A PU curing agent with new structure was designed, which was branched and low toxicity. These polymers were characterized by several methods, such as 1H NMR, GPC, FT–IR and so on. Mw, acid value and hydroxyl value of PBIA were about 2000, 40 and 250 mgKOH/g, respectively. The peaks of the characteristic chemical shifts of protons in 1,4-butanediol, IA and adipic acid occurred in the 1H-NMR and FT–IR spectra. It was indicated that the structure of polymer was same as designed. These polymers had suitable molecular weight and solubility.

After radical polymerization, acid value and hydroxyl value of PBIA changed into 35.4 and 187.68, respectively. It was indicated that a little of acid and hydroxyl group reacted again. The peak of double bond was very weak in FT–IR spectrum. The intrinsic viscosity changed from 0.0578 to 0.0861 dL/g.
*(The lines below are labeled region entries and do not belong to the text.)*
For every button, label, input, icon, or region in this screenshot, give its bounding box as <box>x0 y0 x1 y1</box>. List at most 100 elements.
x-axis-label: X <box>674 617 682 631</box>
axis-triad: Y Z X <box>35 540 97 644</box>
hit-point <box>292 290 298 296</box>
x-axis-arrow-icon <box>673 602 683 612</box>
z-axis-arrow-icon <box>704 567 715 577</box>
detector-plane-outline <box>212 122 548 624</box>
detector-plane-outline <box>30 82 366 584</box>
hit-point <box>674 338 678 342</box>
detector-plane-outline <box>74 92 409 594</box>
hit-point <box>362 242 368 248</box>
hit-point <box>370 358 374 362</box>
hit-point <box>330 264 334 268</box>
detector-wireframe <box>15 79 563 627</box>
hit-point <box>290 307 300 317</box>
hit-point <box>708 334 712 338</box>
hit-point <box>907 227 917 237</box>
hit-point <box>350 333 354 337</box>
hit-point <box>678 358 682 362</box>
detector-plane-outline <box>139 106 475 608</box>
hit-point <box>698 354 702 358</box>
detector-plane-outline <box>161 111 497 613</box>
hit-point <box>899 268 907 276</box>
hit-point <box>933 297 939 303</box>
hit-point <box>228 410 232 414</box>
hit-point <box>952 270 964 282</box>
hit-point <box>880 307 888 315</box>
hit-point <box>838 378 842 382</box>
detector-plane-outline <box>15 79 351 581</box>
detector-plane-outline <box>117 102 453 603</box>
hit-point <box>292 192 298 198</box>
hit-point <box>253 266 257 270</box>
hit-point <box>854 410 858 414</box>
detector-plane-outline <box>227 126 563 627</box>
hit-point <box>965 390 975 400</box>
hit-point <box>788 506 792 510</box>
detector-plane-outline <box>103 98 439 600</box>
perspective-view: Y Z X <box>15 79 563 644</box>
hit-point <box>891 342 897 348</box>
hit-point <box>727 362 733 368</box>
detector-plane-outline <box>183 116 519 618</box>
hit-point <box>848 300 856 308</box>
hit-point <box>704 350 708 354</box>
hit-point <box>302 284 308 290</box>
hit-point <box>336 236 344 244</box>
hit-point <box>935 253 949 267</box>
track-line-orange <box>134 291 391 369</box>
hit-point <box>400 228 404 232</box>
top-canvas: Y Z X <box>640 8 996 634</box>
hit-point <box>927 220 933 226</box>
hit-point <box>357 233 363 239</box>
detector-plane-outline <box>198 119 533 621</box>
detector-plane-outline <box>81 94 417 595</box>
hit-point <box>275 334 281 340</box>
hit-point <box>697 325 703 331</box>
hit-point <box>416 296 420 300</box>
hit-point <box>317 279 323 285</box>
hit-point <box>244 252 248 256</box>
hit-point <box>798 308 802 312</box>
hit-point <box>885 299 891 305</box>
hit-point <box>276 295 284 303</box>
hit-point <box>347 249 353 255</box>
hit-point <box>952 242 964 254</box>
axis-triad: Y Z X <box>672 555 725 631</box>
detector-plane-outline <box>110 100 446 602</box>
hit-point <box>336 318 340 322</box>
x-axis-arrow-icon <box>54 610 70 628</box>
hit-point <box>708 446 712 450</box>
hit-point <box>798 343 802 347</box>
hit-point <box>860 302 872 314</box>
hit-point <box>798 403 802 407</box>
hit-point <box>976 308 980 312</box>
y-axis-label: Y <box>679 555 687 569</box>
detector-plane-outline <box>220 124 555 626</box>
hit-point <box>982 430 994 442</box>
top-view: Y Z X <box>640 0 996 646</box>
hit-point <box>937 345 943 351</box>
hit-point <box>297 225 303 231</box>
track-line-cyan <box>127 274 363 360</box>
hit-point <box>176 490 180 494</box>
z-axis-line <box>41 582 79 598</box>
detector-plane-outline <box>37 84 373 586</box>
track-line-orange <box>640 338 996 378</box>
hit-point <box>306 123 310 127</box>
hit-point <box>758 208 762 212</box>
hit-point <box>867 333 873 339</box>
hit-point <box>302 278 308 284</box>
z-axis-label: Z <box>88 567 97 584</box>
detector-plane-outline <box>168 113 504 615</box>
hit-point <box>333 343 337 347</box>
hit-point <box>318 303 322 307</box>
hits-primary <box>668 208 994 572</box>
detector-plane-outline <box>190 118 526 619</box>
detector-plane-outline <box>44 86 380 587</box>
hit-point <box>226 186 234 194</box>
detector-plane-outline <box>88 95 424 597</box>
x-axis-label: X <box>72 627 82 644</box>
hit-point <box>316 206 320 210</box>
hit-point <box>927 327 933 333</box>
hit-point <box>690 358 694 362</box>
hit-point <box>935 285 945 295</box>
PBIA was crosslinked under controllable degree.

It was indicated in FT–IR spectrum of TDI-CPBIA that the concentration of free TDI was very low. The new PU curing agent had a suitable content of –NCO.

TDI-CPBIA had fine application performance. Pencil hardness, adhesion and impact test were above 6 H, level 1 and 50 cm. Meanwhile, the PEIS-PU had good thermal performance with T0 > 25 °C. It was shown in SEM images that there was no tiny bubble and coating stripping and it was smooth. TDI-CPBIA had fine intermiscibility with PBIA and DL2000D.